As for the corrupt Republican overlords, nothing here will change, and WILL get much worse over time, unless the electorate stops being STUPID at the ballot box. Republicans have NOTHING to offer but their ability to screw you out of what little you have left.
They cater ONLY to their billionaire owners and masters. It’s no wonder they’re desperately trying to rid the state of one of the last means to bring them into line. They DO NOT CARE about common people. They want to rule with no possibility of retribution form voters, although they well know people here are too stupid to see how dangerous they really are.
It’s high time for serious change in this state, but again, you’ve got to have an electorate that isn’t brain dead in order to get that accomplished.
I think the 55% (or more) threshold question re: amending the state constitution is a difficult one. I understand and respect those who oppose it, and I do feel there is significant merit in the argument that the constitution is already hard to amend and requires a lot of very hard work on the part of folks proposing constitutional amendments. However, on the merits of the idea alone, I think I would probably vote for a 55% threshold if I had a say.

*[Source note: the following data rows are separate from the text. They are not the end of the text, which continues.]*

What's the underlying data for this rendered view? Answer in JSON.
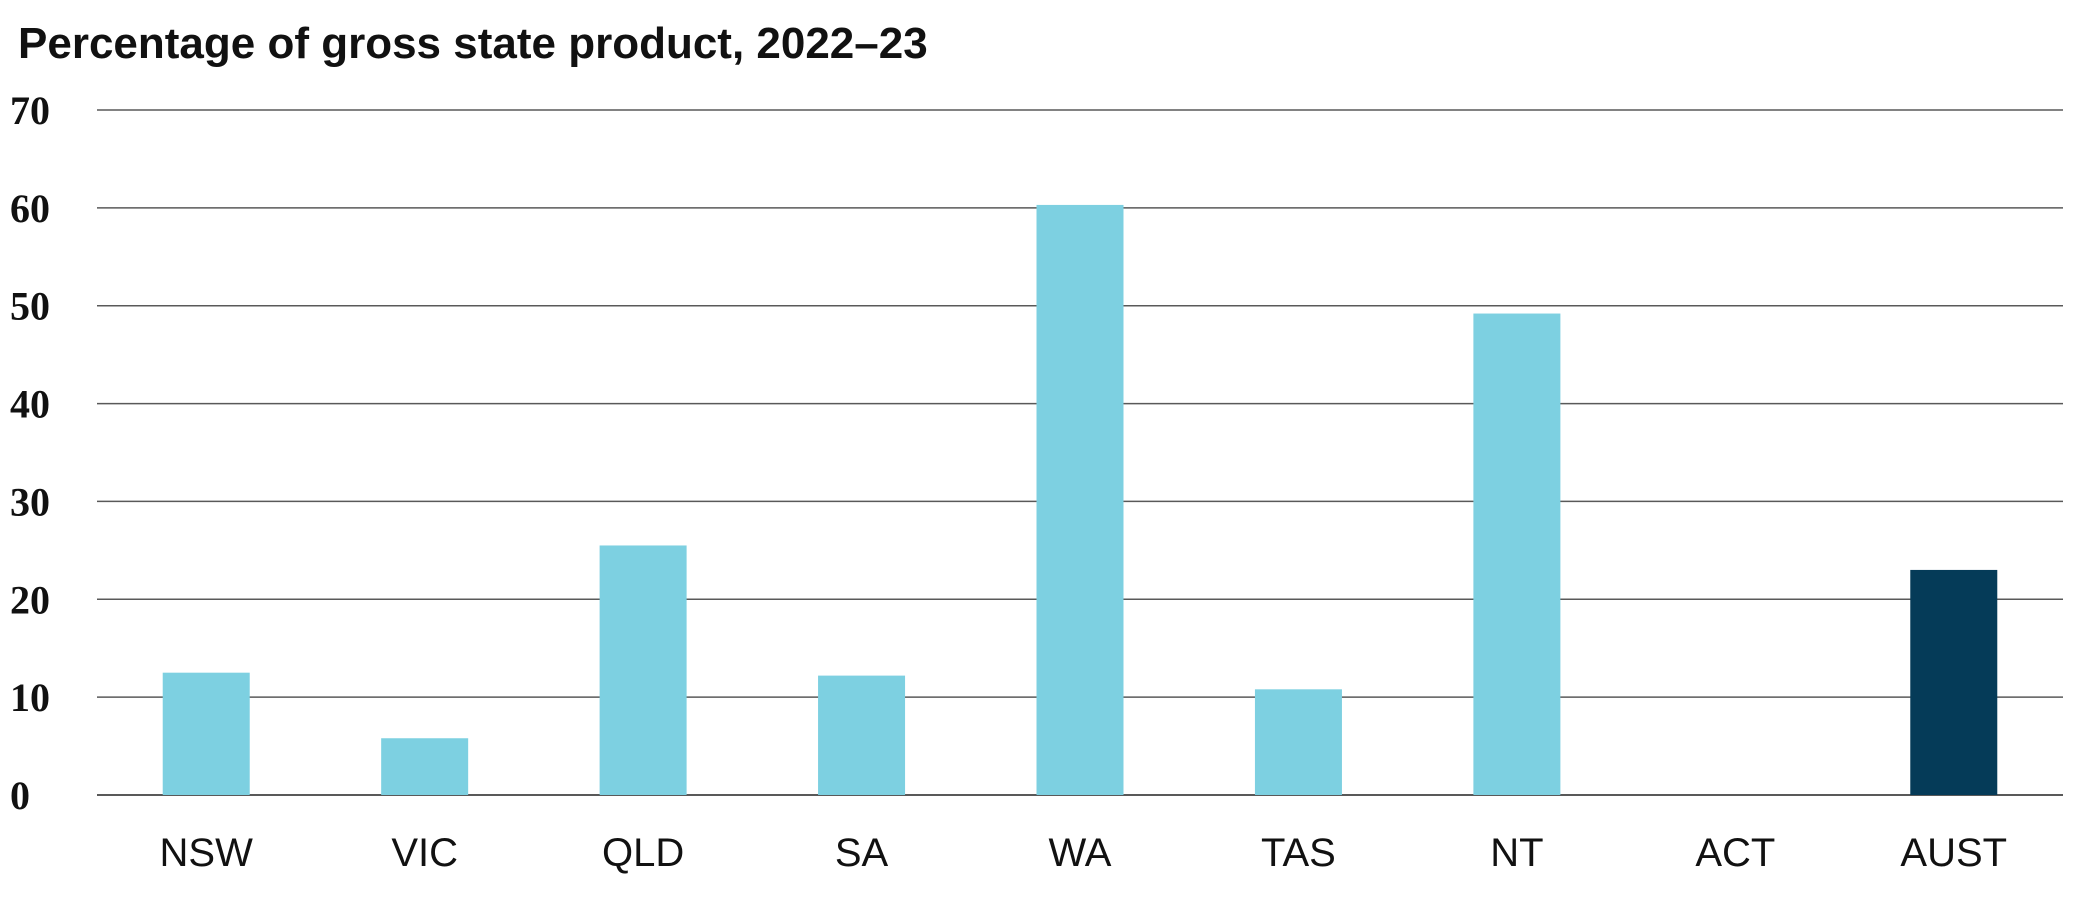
{
  "chart_data": {
    "type": "bar",
    "title": "Percentage of gross state product, 2022–23",
    "xlabel": "",
    "ylabel": "",
    "categories": [
      "NSW",
      "VIC",
      "QLD",
      "SA",
      "WA",
      "TAS",
      "NT",
      "ACT",
      "AUST"
    ],
    "values": [
      12.5,
      5.8,
      25.5,
      12.2,
      60.3,
      10.8,
      49.2,
      0,
      23.0
    ],
    "ylim": [
      0,
      70
    ],
    "yticks": [
      "0",
      "10",
      "20",
      "30",
      "40",
      "50",
      "60",
      "70"
    ],
    "grid": true,
    "legend": "none",
    "colors": {
      "bar": "#7dd0e1",
      "highlight": "#053b58",
      "highlight_category": "AUST",
      "grid": "#595959"
    }
  }
}
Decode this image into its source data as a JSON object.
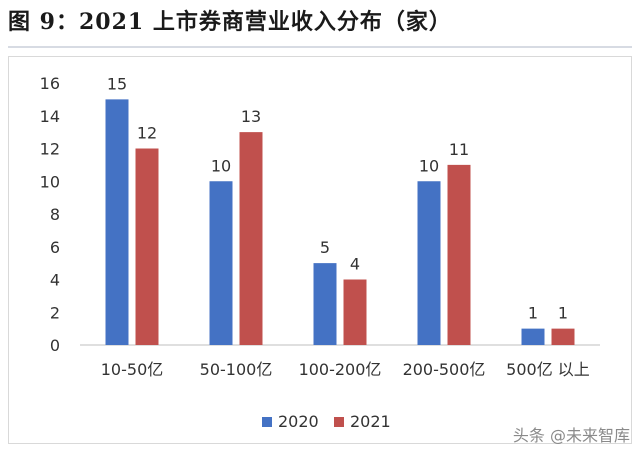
{
  "page": {
    "title": "图 9：2021 上市券商营业收入分布（家）",
    "watermark": "头条 @未来智库"
  },
  "colors": {
    "series_2020": "#4472C4",
    "series_2021": "#C0504D",
    "axis": "#bfbfbf"
  },
  "chart_data": {
    "type": "bar",
    "categories": [
      "10-50亿",
      "50-100亿",
      "100-200亿",
      "200-500亿",
      "500亿 以上"
    ],
    "series": [
      {
        "name": "2020",
        "values": [
          15,
          10,
          5,
          10,
          1
        ]
      },
      {
        "name": "2021",
        "values": [
          12,
          13,
          4,
          11,
          1
        ]
      }
    ],
    "ylim": [
      0,
      16
    ],
    "yticks": [
      0,
      2,
      4,
      6,
      8,
      10,
      12,
      14,
      16
    ],
    "grid": false,
    "legend_position": "bottom"
  }
}
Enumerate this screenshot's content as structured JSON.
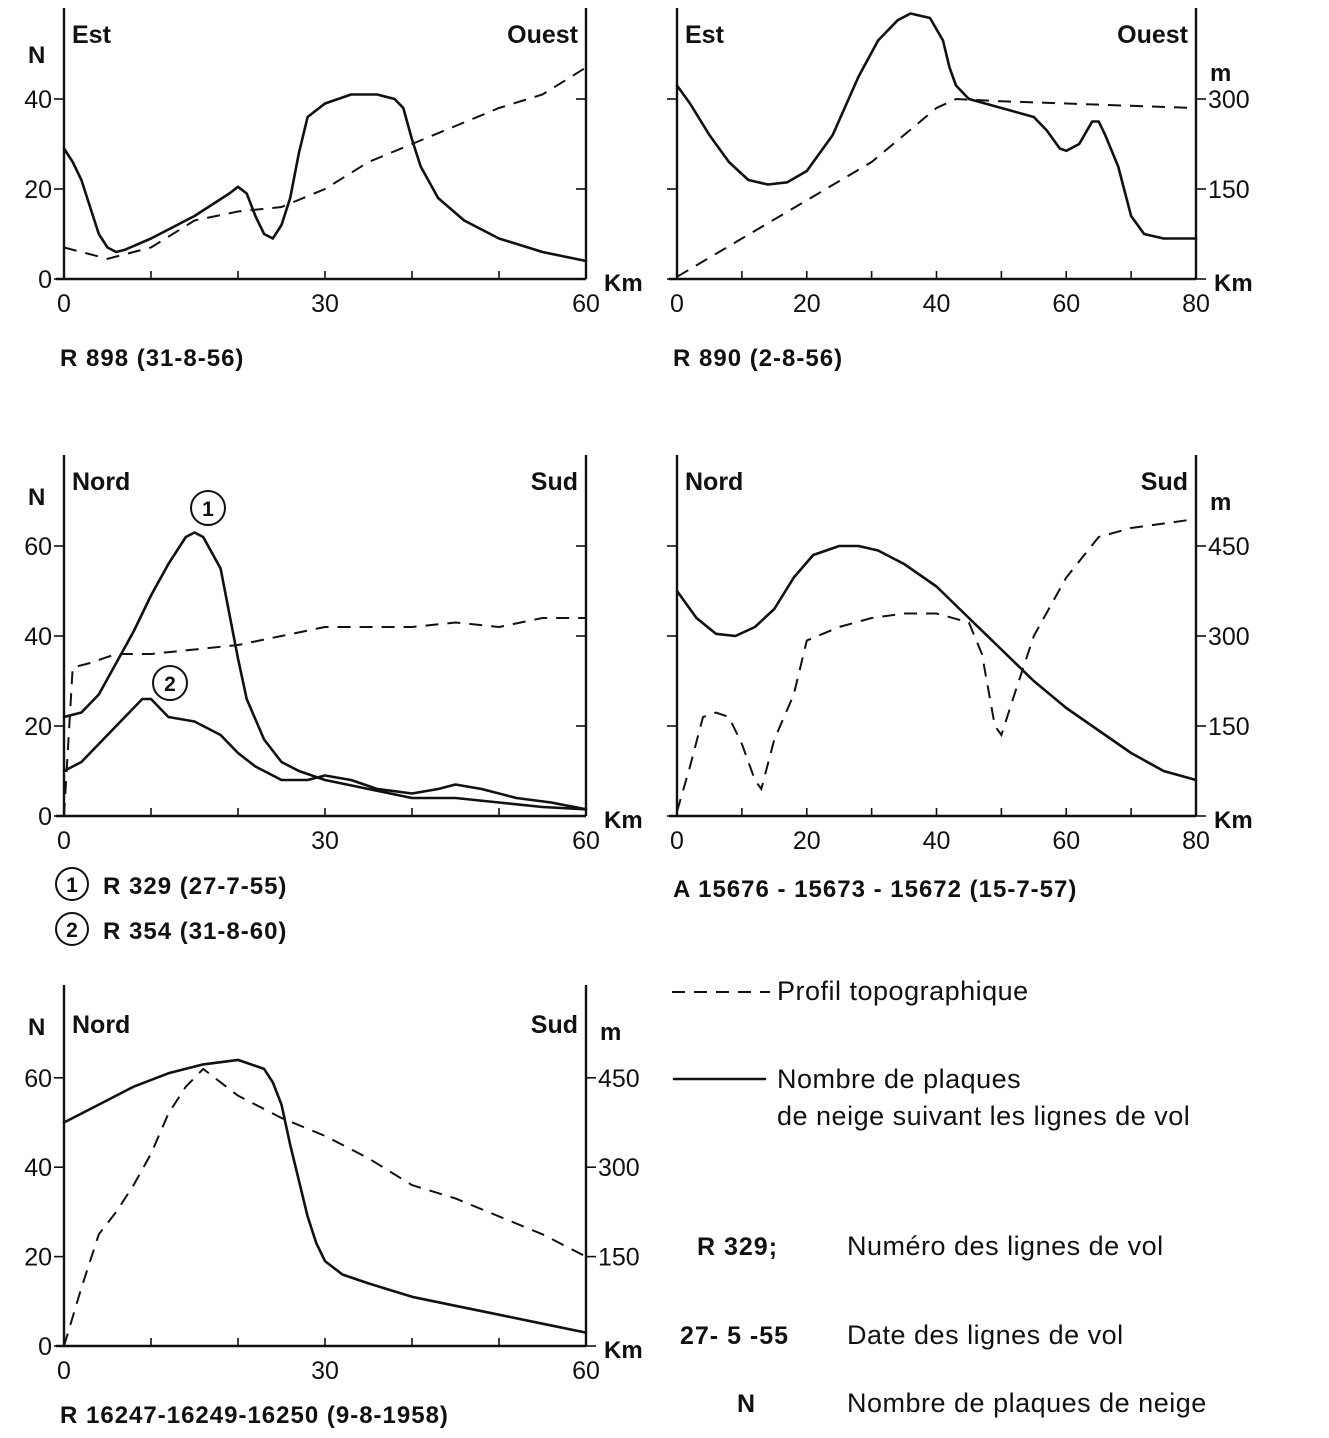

Now, that hypothetical doesn’t take into account the important context in which this discussion is happening. To your point, I do think that even those who think the state constitution should be harder to amend may justifiably vote against such a measure given the context and climate in which it is being proposed. Adding to that is the entire IM 22 debacle, which indicates that even when the people vote for a statutory change the legislature doesn’t feel bound to respect that vote. In that regard, it’s very understandable that citizens who deeply want change feel no choice but to go the constitutional amendment route.
Ken sounds like that crazy mike from iowa. Oh, wait. That’s me. Good job, Ken. I agree with you about wingnuts.
I disagree that Mr. Bolin, who I agree does sport one of the best haircuts in the legislatures, has ill intent.
(Hold on: Russia owns Citibank? Citi has banks in Russia, but U.S. and Mexico account for 83% of Citi’s revenues. Robin, do you have a source on that ownership claim?]
LS1, thanks for elaborating. I’ll focus on that argument that amending the constitution is already hard enough. Electoral history bears that out that we are more likely to pass amendments proposed by the Legislature than those initiated by citizens… and of we really been going hog-wild lately on amending our constitution?